Matsumoto S, Mori H, Miyake H, Yamada Y, Ueda S, Oga M, Takeoka H, Anan K
Department of Radiology, Oita Medical University, Hasamamachi, Japan.
Clin Radiol. 1998 Jul;53(7):510-4. doi: 10.1016/s0009-9260(98)80171-2.
To determine the magnetic resonance imaging (MRI) signal characteristics of progressive massive fibrosis (PMF) in silicosis.
We evaluated prospectively the MR appearances in 17 patients with 34 PMF lesions on the basis of pre-contrast signal intensity (SI) and SI pattern and post-contrast enhancement pattern, using a 0.5-T unit. There were 13 PMF lesions in six patients who had silicosis and 21 PMF lesions in 11 patients who had silicotuberculosis. The SI pattern on T2-weighted image (WI) was classified into four types and the pattern of contrast enhancement on T1-WI was classified into three types. MR appearances of PMF lesions were correlated with the findings of computed tomography (CT).
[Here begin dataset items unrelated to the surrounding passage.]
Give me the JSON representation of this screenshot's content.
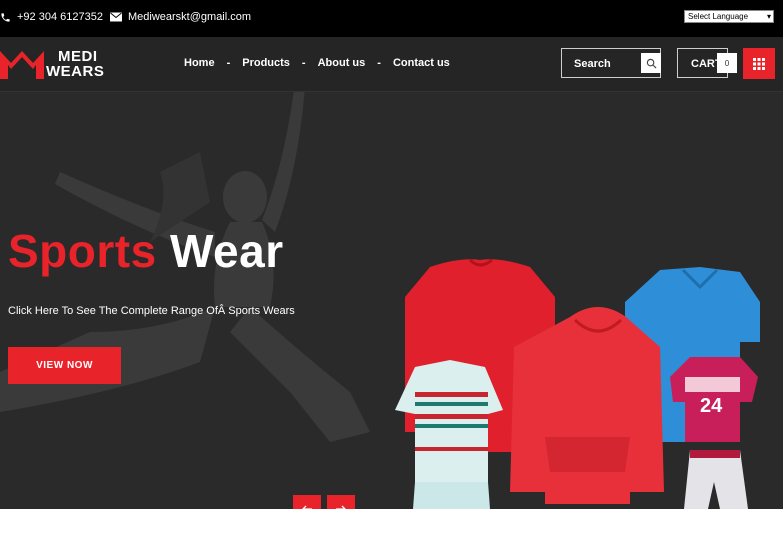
{
  "topbar": {
    "phone": "+92 304 6127352",
    "email": "Mediwearskt@gmail.com",
    "language_select": "Select Language"
  },
  "header": {
    "logo_line1": "MEDI",
    "logo_line2": "WEARS",
    "nav": [
      "Home",
      "Products",
      "About us",
      "Contact us"
    ],
    "nav_separator": "-",
    "search_placeholder": "Search",
    "cart_label": "CART",
    "cart_count": "0"
  },
  "hero": {
    "title_red": "Sports",
    "title_white": "Wear",
    "subtitle": "Click Here To See The Complete Range OfÂ  Sports Wears",
    "cta": "VIEW NOW"
  },
  "colors": {
    "accent": "#e8232a",
    "topbar_bg": "#000000",
    "header_bg": "#252525",
    "hero_bg": "#2a2a2b"
  },
  "icons": [
    "phone-icon",
    "envelope-icon",
    "search-icon",
    "grid-icon",
    "arrow-left-icon",
    "arrow-right-icon"
  ]
}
The commonest signal intensity characteristic was isointensity (70%) on T1-WI and hypointensity (68%) on T2-WI when compared with skeletal muscle. For signal pattern on T2-WI, a type with only internal high SI areas (46% in silicosis group, 38% in silicotuberculosis group) was most frequent. All of these areas corresponded to the low density areas at CT, suggestive of necrosis. After intravenous contrast medium enhancement, rim enhancement (54% in silicosis group, 52% in silicotuberculosis group) was most frequent, followed by no enhancement.
The most common MRI appearance of PMF was isointensity on T1-WI and hypointensity on T2-WI when compared with skeletal muscle, with internal high SI areas on T2-WI and either rim enhancement or no enhancement.